Managementdenker oder Managementphilosophen sind ein noch junges Phänomen der letzten Jahrzehnte. Sie behaupten, deren Erfolg liege auch in einem verstärkten Bedürfnis von Unternehmen oder Unternehmensführern nach Halt und Orientierung begründet, also nach der Frage: Was tue ich, wenn ...?“ Warum gibt es heute dieses starke Bedürfnis? 

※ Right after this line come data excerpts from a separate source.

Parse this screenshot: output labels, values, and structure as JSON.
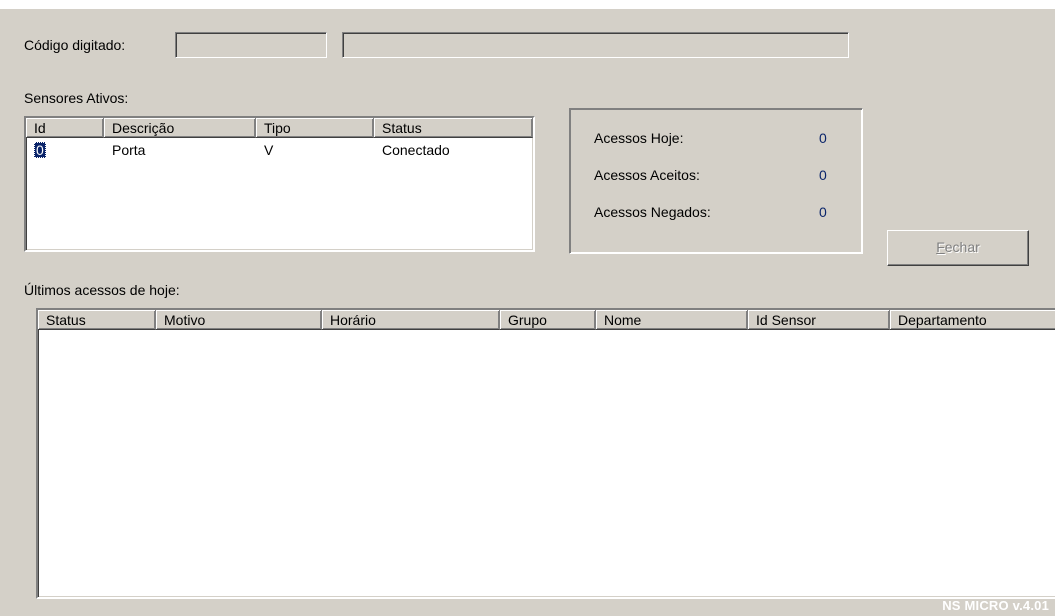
{
  "codigo": {
    "label": "Código digitado:",
    "value1": "",
    "value2": ""
  },
  "sensores": {
    "label": "Sensores Ativos:",
    "columns": [
      "Id",
      "Descrição",
      "Tipo",
      "Status"
    ],
    "rows": [
      {
        "id": "0",
        "descricao": "Porta",
        "tipo": "V",
        "status": "Conectado"
      }
    ]
  },
  "stats": {
    "hoje_label": "Acessos Hoje:",
    "hoje_value": "0",
    "aceitos_label": "Acessos Aceitos:",
    "aceitos_value": "0",
    "negados_label": "Acessos Negados:",
    "negados_value": "0"
  },
  "fechar_button": {
    "label": "Fechar",
    "mnemonic": "F",
    "rest": "echar",
    "enabled": false
  },
  "ultimos": {
    "label": "Últimos acessos de hoje:",
    "columns": [
      "Status",
      "Motivo",
      "Horário",
      "Grupo",
      "Nome",
      "Id Sensor",
      "Departamento"
    ],
    "rows": []
  },
  "footer": {
    "version": "NS MICRO v.4.01"
  },
  "colors": {
    "window_bg": "#d4d0c8",
    "selection": "#0a246a",
    "value_text": "#0a246a"
  }
}
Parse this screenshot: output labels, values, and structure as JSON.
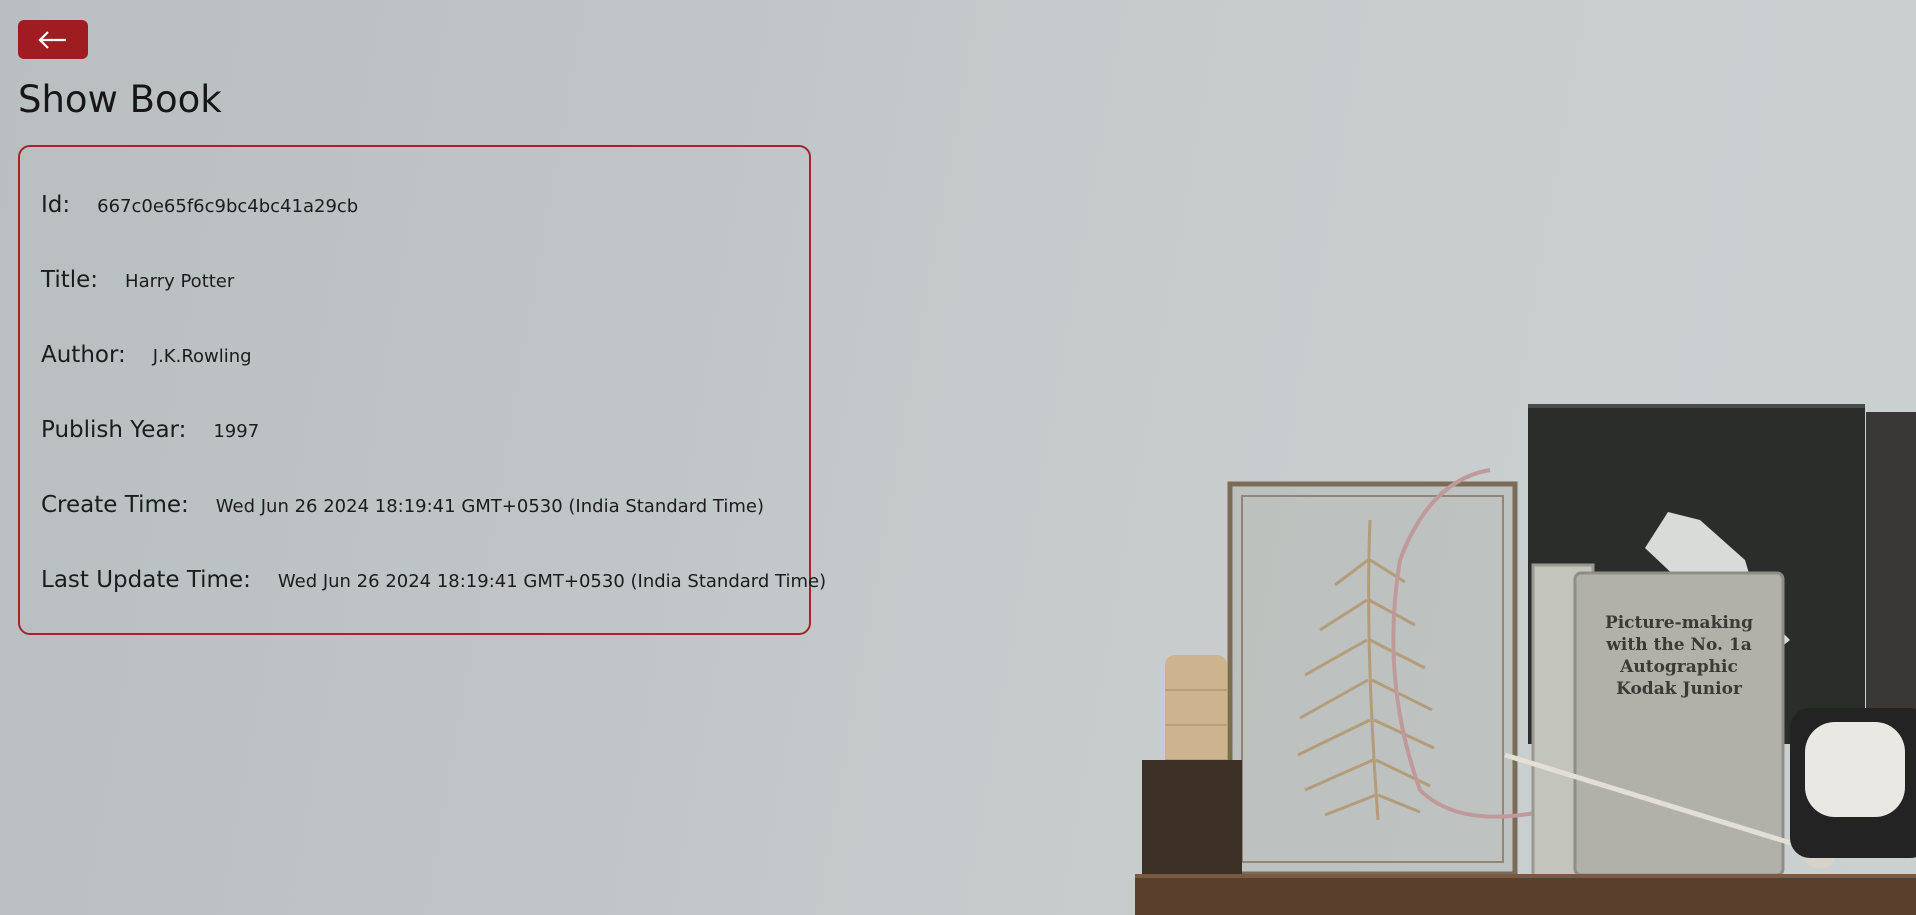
{
  "header": {
    "back_icon": "arrow-left-icon",
    "title": "Show Book"
  },
  "book": {
    "id_label": "Id:",
    "id_value": "667c0e65f6c9bc4bc41a29cb",
    "title_label": "Title:",
    "title_value": "Harry Potter",
    "author_label": "Author:",
    "author_value": "J.K.Rowling",
    "publish_year_label": "Publish Year:",
    "publish_year_value": "1997",
    "create_time_label": "Create Time:",
    "create_time_value": "Wed Jun 26 2024 18:19:41 GMT+0530 (India Standard Time)",
    "update_time_label": "Last Update Time:",
    "update_time_value": "Wed Jun 26 2024 18:19:41 GMT+0530 (India Standard Time)"
  },
  "background": {
    "booklet_text": [
      "Picture-making",
      "with the No. 1a",
      "Autographic",
      "Kodak Junior"
    ]
  },
  "colors": {
    "accent": "#9f1c20",
    "card_border": "#a3252a",
    "text": "#1c1c1c",
    "background": "#c3c8ca"
  }
}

Wissenschaftlich gesprochen liegt es am Verlust des Kontingenzschutzes. Je mehr Optionen Sie haben und je unerwartbarer das Umfeld des Unternehmens wird, desto mehr müssen Sie sich von außen Informationen holen – bei Kollegen, Beratern, Wissenschaftlern, Ihrem hoffentlich weitläufigem Netzwerk und wem auch immer. Nur wissen Sie nie, von welchem dieser Zuflüsterer Sie wirklich relevante Information bekommen. Diesen Bedarf decken eben insbesondere die Managementdenker ab. Ich habe bei einem der Gurus, bei Tom Peters, einmal gearbeitet, und am Anfang kaum verstanden, was eigentlich sein Job war. Er war und ist ein sogenannter „Cool Hunter“, der laufend nach neuen Ideen und Managementmodellen sucht und sie unter die Leute bringt.  

Liegt das auch an – ich darf Sie zitieren – den „Zeiten großer Unsicherheiten“, in denen wir uns befinden, und was meinen Sie konkret mit Unsicherheit? 

Das 21. Jahrhundert ist ein Komplexitätszeitalter: Die Gesellschaft, Technik, Organisationen, Berufe, Szenen, ja Individuen werden immer vielfältiger. Keiner hat mehr den Durchblick. Wissen und Moden veralten immer schneller. Trotzdem erwarten wir insbesondere von Organisationen und ihrem Management, dass sie zuverlässig ihre Aufgaben erfüllen und erwartbare Ergebnisse liefern. Sie sollen ein Hort der Stabilität bleiben und Produkte und Dienstleistungen marktfähig liefern. Nur vergleichen Sie doch mal die Listen der größten europäischen Unternehmen von vor fünfzig Jahren und heute. Nicht einmal die Hälfte taucht heute noch auf der Liste auf. Viele Unternehmen gibt es nicht einmal mehr. Wenn Sie als Manager gegenwärtig Entscheidungen treffen, haben Sie weder den Überblick noch so viel Zeit wie damals, um ihre Entscheidungen abzuwägen.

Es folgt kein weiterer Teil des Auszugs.